I want to apply classification on the result of association rule
machine learning, data mining, nformation retrieval >>>> class1
social network, network security >>> class2
I want to deal with "machine learning" as one word not "machine" & "learning"
I tried the previous solution but it calculates vector for each word separately which is not required
Iwant to calacualte vector for "machine learning" as a whole
How can i do this using bag of words or any substitute node because i tried not to use it but it gives wrong result??
You could try using the Wilcard Tagger node as described here: https://tech.knime.org/forum/knime-textprocessing/conjoined-words
Thank you Ronald
Bag of words using terms instead of individual words works well
but when I apply calssification, The classifier doesn't give me any accurate results (it predicts all the documents with the same class)
what should I do to get accurate results?
Could you please provide some more information on what you are trying to do?
attached are the workapace and the dataset
Iam tyring to calculate the vector for each document.
the doc is treated as a collection of terms or expressions not words
ex. I treat the term "machine learning " as one term not "machine" and "learning"

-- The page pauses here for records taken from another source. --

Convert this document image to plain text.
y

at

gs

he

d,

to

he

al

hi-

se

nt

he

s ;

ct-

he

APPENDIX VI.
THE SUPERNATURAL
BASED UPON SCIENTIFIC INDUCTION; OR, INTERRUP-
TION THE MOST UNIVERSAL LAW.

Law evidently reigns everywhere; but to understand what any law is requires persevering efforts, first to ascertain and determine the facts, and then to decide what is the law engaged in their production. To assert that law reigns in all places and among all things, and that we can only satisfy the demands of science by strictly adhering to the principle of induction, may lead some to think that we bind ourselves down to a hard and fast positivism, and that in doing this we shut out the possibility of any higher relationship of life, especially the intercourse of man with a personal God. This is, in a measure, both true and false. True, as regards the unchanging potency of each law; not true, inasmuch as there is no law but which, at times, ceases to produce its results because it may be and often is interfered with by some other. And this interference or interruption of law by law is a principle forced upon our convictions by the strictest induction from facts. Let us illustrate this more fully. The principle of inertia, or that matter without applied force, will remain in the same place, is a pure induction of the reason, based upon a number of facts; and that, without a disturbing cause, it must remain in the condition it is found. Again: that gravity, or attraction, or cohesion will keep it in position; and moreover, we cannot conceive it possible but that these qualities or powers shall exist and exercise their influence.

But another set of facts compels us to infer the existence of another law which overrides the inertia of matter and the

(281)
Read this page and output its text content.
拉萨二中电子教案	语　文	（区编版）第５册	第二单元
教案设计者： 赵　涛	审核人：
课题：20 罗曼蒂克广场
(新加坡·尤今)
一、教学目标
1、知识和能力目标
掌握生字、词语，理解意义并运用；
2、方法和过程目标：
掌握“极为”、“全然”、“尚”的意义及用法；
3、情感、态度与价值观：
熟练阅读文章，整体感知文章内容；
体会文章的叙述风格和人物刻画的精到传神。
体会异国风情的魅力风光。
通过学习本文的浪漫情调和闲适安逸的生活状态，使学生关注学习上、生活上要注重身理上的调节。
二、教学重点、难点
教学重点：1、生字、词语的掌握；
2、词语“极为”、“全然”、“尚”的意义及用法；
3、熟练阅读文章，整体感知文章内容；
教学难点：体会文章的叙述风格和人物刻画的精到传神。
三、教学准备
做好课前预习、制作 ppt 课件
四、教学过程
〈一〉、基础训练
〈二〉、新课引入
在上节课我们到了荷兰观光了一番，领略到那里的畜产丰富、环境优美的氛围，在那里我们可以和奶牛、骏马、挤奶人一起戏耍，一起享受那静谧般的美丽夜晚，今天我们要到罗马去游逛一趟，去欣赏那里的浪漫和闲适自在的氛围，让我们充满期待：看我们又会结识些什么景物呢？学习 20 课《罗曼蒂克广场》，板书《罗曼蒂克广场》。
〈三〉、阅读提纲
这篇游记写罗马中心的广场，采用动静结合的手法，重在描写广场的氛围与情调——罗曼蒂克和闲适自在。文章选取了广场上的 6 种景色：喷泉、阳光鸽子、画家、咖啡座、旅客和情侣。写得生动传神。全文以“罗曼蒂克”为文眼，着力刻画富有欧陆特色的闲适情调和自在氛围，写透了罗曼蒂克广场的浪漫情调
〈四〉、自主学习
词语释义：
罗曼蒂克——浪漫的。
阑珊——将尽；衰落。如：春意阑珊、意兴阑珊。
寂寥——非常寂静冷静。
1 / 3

and after that I can apply classification on the terms
At least two possibilities:
- bag of n-grams;
- replace the space character in between tagged words with "_" or a similar character (which must not be subsequently removed via special character preprocessing, then continue with bag of words;
the problem of this way is that the data I want to classify has not the _ character which will give no result or wrong one
What about tagging the key words during the preprocessing stage ?
I did the tag but wrong results appears
please can you give me steps or workflow or tell me what to do
I made alot of search but i cannot reach what i want
please tell me what to do?
if you have a list of multi words e.g. online learning you can use the Wildcard tagger node to find those multi words and tag them in the documents. Use the setting sentences based matching in the node dialog. After terms have been tagged they are considered as one term.